The societal friction this has created has brought about, protest movements, protectionism, new political parties and a sharp turn towards nationalism in a number of countries around the world.
What does this mean for companies? They are wooing globally connected and socially conscious consumers and talent that demand companies and brands stand up for what (in their minds) is right. And while they’re benefiting from open trade and open borders, they’re trying to align with different value systems in different parts of the world as they’re grappling with increasing geopolitical rifts between nations, and in turn with governments tightening their grip on trade, regulation and speech to strengthen the national position.
What should a pharma company do, when caught in a vaccine row between the EU and the UK? Can companies like Uber and Airbnb enter the European and Asian markets the same way they have disrupted the US market? Do you need to pick a side between China and the US, between red states and blue states, between the physical economy and the knowledge economy? Or are you able to be many things to many people?
In his book ‘Connectography: Mapping the Future of Global Civilization’ Parag Khanna writes “We’re accelerating into a future shaped less by countries than by connectivity. The most connected powers, and people, will win.” But what about those less connected? They’re driving the world in the opposite direction.

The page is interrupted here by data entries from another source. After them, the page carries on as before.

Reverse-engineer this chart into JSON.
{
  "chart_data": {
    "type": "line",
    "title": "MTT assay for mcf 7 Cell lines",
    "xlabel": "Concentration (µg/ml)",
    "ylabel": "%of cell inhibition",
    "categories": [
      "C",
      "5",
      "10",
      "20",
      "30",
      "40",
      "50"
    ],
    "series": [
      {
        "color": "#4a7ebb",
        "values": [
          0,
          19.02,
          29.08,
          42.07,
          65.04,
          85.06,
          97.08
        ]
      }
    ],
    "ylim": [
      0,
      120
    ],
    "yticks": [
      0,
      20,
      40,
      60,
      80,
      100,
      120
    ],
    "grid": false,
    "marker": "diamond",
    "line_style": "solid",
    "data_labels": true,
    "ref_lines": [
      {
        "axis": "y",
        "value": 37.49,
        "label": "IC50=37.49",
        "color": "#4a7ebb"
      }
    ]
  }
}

And so, as we are increasingly globally connected, our world is also turning more local.
In this precarious and highly fluid situation all players are searching for a new compass to express their identity and values without making enemies they don’t want to make. And as much as it is about picking the right path, it’s also about the ability to pivot quickly as the landscape changes, connecting with those who matter to you and bringing them along.